Analyzing Relationships in Game of Thrones With NetworkX, Gephi, and NebulaGraph (Part Two)

Analyzing Relationships in Game of Thrones With NetworkX, Gephi, and NebulaGraph

In the last post[1], we showed the character relationship for the _Game of Thrones_ by using NetworkX and Gephi. In this post, we will show you how to access data in NebulaGraph by using NetworkX.

NetworkX

NetworkX[2] is a modeling tool for the graph theory and complex networks written by Python. With its rich, easy-to-use built-in graphs and analysis algorithms, it's easy to perform complex network analysis and simulation modeling.

In NetworkX, a graph (network) is a collection of nodes together with a collection of edges. Attributes are often associated with nodes and/or edges and are optional. Nodes represent data. Edges are uniquely determined by two nodes, representing the relationship between the two nodes. Nodes and edges can also have many attributes so that more information can be stored.

The following four basic graph types are provided in NetworkX:

Graph: undirected graph.
DiGraph: directed graph.
MultiGraph: A flexible graph class that allows multiple undirected edges between pairs of nodes.
MultiDiGraph: A directed version of a MultiGraph.

Create an undirected graph in NetworkX:

import networkx as nx
G = nx.Graph()

Add nodes:

G.add_node(1)
G.add_nodes_from([2,3,4])
G.add_node(2,name='Tom',age=23)

Add edges:

G.add_edge(2,3)
G.add_edges_from([(1,2),(1,3)])
g.add_edge(1, 2, start_year=1996, end_year=2019)

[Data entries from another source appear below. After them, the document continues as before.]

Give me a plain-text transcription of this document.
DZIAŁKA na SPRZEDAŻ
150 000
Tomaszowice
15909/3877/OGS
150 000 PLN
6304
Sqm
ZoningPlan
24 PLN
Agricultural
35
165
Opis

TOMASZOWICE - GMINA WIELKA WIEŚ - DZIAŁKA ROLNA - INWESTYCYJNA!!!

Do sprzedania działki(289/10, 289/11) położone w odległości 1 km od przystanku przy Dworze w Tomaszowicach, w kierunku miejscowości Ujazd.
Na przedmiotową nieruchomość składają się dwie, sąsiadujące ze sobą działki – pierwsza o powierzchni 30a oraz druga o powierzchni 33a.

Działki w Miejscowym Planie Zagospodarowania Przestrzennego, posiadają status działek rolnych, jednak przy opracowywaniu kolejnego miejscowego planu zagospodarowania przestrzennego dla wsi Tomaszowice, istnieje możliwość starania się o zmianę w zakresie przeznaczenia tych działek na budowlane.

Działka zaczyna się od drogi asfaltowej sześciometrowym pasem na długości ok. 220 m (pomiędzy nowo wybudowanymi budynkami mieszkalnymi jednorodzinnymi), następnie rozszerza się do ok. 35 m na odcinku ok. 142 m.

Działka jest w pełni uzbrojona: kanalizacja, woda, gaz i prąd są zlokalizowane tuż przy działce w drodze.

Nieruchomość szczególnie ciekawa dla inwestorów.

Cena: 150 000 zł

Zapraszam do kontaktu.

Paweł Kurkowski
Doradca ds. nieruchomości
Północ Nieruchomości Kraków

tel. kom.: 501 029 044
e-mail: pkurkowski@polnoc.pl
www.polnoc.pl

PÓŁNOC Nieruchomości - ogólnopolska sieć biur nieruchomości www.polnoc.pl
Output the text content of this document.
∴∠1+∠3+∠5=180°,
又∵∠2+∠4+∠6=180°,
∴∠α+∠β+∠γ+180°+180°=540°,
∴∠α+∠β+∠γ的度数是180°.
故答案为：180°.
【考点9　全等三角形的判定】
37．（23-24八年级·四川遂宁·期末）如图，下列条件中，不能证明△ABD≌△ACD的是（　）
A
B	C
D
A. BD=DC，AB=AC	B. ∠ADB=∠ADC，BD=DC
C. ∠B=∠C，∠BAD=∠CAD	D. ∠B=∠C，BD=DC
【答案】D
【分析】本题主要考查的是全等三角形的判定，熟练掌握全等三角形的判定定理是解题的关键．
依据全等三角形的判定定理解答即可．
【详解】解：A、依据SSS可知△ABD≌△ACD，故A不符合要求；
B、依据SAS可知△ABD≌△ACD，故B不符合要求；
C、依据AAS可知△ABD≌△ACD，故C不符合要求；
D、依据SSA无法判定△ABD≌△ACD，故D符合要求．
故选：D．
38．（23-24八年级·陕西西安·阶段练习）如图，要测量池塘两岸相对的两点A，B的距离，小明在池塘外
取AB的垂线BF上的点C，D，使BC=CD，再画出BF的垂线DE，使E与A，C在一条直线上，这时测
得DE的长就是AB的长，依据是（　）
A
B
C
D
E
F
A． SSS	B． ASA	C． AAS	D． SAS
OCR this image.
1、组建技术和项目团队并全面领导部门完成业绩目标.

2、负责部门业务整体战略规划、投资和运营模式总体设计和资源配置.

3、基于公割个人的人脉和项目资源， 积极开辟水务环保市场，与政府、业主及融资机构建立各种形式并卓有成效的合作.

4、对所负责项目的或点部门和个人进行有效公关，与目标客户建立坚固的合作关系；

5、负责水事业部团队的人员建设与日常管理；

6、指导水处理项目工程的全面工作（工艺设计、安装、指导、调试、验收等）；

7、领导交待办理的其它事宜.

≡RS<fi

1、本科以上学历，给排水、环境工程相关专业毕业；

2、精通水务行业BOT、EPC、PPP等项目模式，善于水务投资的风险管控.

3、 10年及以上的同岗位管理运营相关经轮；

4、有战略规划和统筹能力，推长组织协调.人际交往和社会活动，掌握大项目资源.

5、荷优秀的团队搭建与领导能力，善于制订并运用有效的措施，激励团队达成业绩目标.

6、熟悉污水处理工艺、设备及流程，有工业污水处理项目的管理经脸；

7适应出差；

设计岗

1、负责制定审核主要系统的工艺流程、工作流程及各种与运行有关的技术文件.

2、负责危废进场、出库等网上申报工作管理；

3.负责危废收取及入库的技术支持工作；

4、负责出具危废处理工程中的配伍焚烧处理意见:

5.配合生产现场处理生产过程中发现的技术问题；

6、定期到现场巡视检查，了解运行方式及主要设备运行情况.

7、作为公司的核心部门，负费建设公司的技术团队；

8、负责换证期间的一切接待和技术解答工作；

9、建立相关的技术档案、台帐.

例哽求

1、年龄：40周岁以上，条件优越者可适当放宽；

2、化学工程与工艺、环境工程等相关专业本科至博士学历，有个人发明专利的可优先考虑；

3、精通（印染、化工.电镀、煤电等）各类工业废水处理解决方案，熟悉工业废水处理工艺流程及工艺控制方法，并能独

In the last post (part one of this series), we have displayed the community detection algorithm Girvan-Newman provided by NetworkX.

Graph Database NebulaGraph

NetworkX usually uses local files as the data source, which is totally okay for static network researches. But when the graph network changes a lot, for example, some central nodes are deleted or important network topology changes are introduced, it is a little troublesome to generate, load, and analyze the new static files. At this time, we'd better persist the entire change process in a database, and load subgraphs or whole graphs directly from the database for real-time analysis. This post uses NebulaGraph [3] as the graph database for storing the graph data.

NebulaGraph provides two methods to get graph structures:

Query to return a subgraph.
Scan the underlying storage to get the whole graph.

The first method is suitable for obtaining certain nodes and edges that meet the requirements through fine filtering and pruning in a large-scale graph network. Whereas the second method is more suitable for the whole graph analysis. It is usually used in the early stage of the project when conducting heuristic exploration. When you further understand the graph, you can use the first method for fine pruning analysis.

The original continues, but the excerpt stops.